Campbelltown and Macarthur – Fast Facts
- Campbelltown’s economy is valued at more than $8.8 billion and will grow to $15.1 billion by 2030. This is a total growth rate of more than 71%, compared to Western Sydney’s expected total growth of 60%.
- 28% of the jobs in Campbelltown currently belong to the health and education sectors.
- 70% of doctors trained at Western Sydney University’s School of Medicine located at Campbelltown, stay and practice medicine in the city and surrounding region.
- More than 70% of Campbelltown is natural environment – this will be reflected in the design of our urban centre, which will see the blue and green grid incorporated into the city core.
- The price of a house in Campbelltown is 41% lower than the Sydney average.

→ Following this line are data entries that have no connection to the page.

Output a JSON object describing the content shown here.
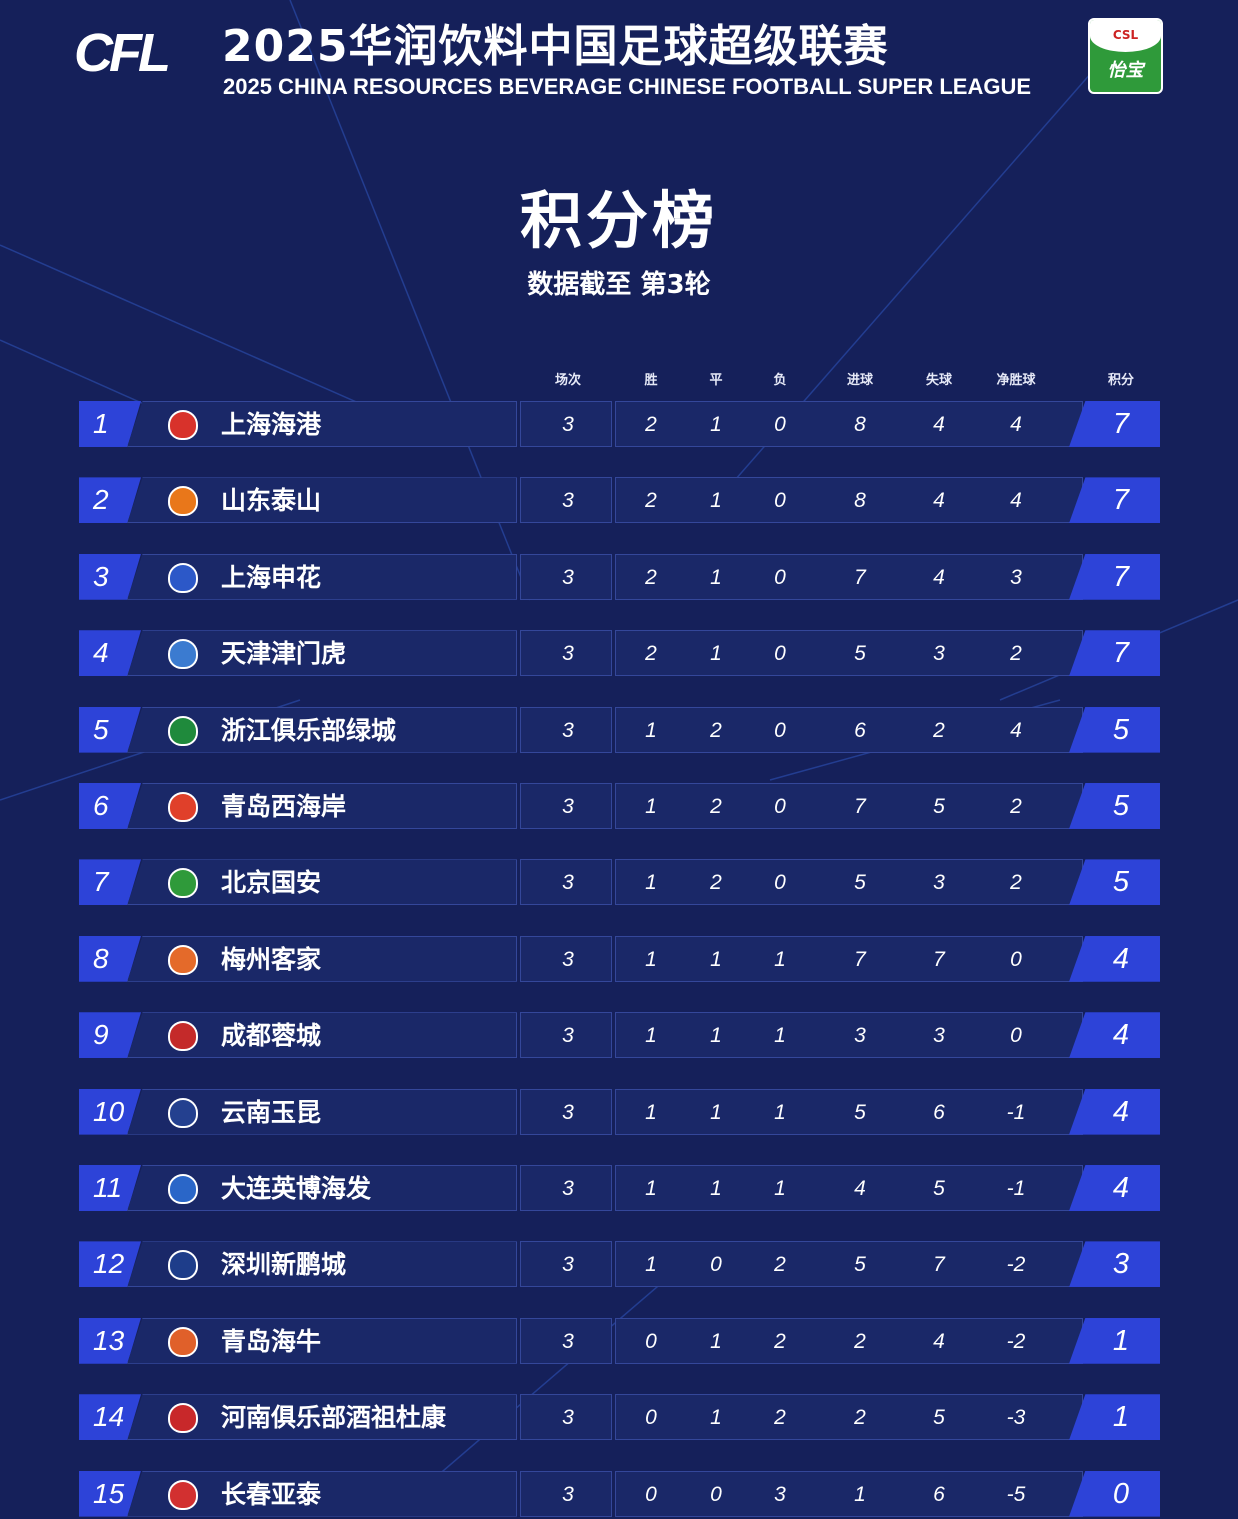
{
  "header": {
    "logo_text": "CFL",
    "title_cn": "2025华润饮料中国足球超级联赛",
    "title_en": "2025 CHINA RESOURCES BEVERAGE CHINESE FOOTBALL SUPER LEAGUE",
    "sponsor_logo": "CSL 怡宝"
  },
  "page_title": "积分榜",
  "subtitle": "数据截至 第3轮",
  "columns": [
    "场次",
    "胜",
    "平",
    "负",
    "进球",
    "失球",
    "净胜球",
    "积分"
  ],
  "colors": {
    "background": "#15205a",
    "accent": "#2d43d8",
    "row": "#1a2868"
  },
  "standings": [
    {
      "rank": "1",
      "team": "上海海港",
      "crest": "#d8322b",
      "p": "3",
      "w": "2",
      "d": "1",
      "l": "0",
      "gf": "8",
      "ga": "4",
      "gd": "4",
      "pts": "7"
    },
    {
      "rank": "2",
      "team": "山东泰山",
      "crest": "#e9771a",
      "p": "3",
      "w": "2",
      "d": "1",
      "l": "0",
      "gf": "8",
      "ga": "4",
      "gd": "4",
      "pts": "7"
    },
    {
      "rank": "3",
      "team": "上海申花",
      "crest": "#2c58c8",
      "p": "3",
      "w": "2",
      "d": "1",
      "l": "0",
      "gf": "7",
      "ga": "4",
      "gd": "3",
      "pts": "7"
    },
    {
      "rank": "4",
      "team": "天津津门虎",
      "crest": "#3b7bd0",
      "p": "3",
      "w": "2",
      "d": "1",
      "l": "0",
      "gf": "5",
      "ga": "3",
      "gd": "2",
      "pts": "7"
    },
    {
      "rank": "5",
      "team": "浙江俱乐部绿城",
      "crest": "#1f8a3c",
      "p": "3",
      "w": "1",
      "d": "2",
      "l": "0",
      "gf": "6",
      "ga": "2",
      "gd": "4",
      "pts": "5"
    },
    {
      "rank": "6",
      "team": "青岛西海岸",
      "crest": "#e0402a",
      "p": "3",
      "w": "1",
      "d": "2",
      "l": "0",
      "gf": "7",
      "ga": "5",
      "gd": "2",
      "pts": "5"
    },
    {
      "rank": "7",
      "team": "北京国安",
      "crest": "#2f9a3a",
      "p": "3",
      "w": "1",
      "d": "2",
      "l": "0",
      "gf": "5",
      "ga": "3",
      "gd": "2",
      "pts": "5"
    },
    {
      "rank": "8",
      "team": "梅州客家",
      "crest": "#e46a2a",
      "p": "3",
      "w": "1",
      "d": "1",
      "l": "1",
      "gf": "7",
      "ga": "7",
      "gd": "0",
      "pts": "4"
    },
    {
      "rank": "9",
      "team": "成都蓉城",
      "crest": "#c42a2a",
      "p": "3",
      "w": "1",
      "d": "1",
      "l": "1",
      "gf": "3",
      "ga": "3",
      "gd": "0",
      "pts": "4"
    },
    {
      "rank": "10",
      "team": "云南玉昆",
      "crest": "#24408f",
      "p": "3",
      "w": "1",
      "d": "1",
      "l": "1",
      "gf": "5",
      "ga": "6",
      "gd": "-1",
      "pts": "4"
    },
    {
      "rank": "11",
      "team": "大连英博海发",
      "crest": "#2a66c8",
      "p": "3",
      "w": "1",
      "d": "1",
      "l": "1",
      "gf": "4",
      "ga": "5",
      "gd": "-1",
      "pts": "4"
    },
    {
      "rank": "12",
      "team": "深圳新鹏城",
      "crest": "#1e3d8a",
      "p": "3",
      "w": "1",
      "d": "0",
      "l": "2",
      "gf": "5",
      "ga": "7",
      "gd": "-2",
      "pts": "3"
    },
    {
      "rank": "13",
      "team": "青岛海牛",
      "crest": "#e0602a",
      "p": "3",
      "w": "0",
      "d": "1",
      "l": "2",
      "gf": "2",
      "ga": "4",
      "gd": "-2",
      "pts": "1"
    },
    {
      "rank": "14",
      "team": "河南俱乐部酒祖杜康",
      "crest": "#c8282a",
      "p": "3",
      "w": "0",
      "d": "1",
      "l": "2",
      "gf": "2",
      "ga": "5",
      "gd": "-3",
      "pts": "1"
    },
    {
      "rank": "15",
      "team": "长春亚泰",
      "crest": "#d23030",
      "p": "3",
      "w": "0",
      "d": "0",
      "l": "3",
      "gf": "1",
      "ga": "6",
      "gd": "-5",
      "pts": "0"
    }
  ]
}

- The City of Campbelltown could serve a population catchment of more than 800,000 people within the next 20 years. Providing jobs, housing, shops, schools and services within 30 minutes for a population of this size requires higher density land uses and more efficient transport services.
- The City of Campbelltown is the southern gateway to Sydney. It is well connected with direct access to Sydney, the Illawarra, Southern Highlands, Canberra, Sydney International Airport and the Western Sydney Airport.
- There are seven railway stations in the Campbelltown LGA, from Glenfield to Macarthur – ideal locations for employment and residential growth and development.
- Transformation of the city’s economy will be led by an urban model of clustering, connecting and collaboration.
- The City of Campbelltown will diversify the job opportunities, attracting specialised, higher order employment to rebalance the 64% of working residents that currently leave Campbelltown every day for work.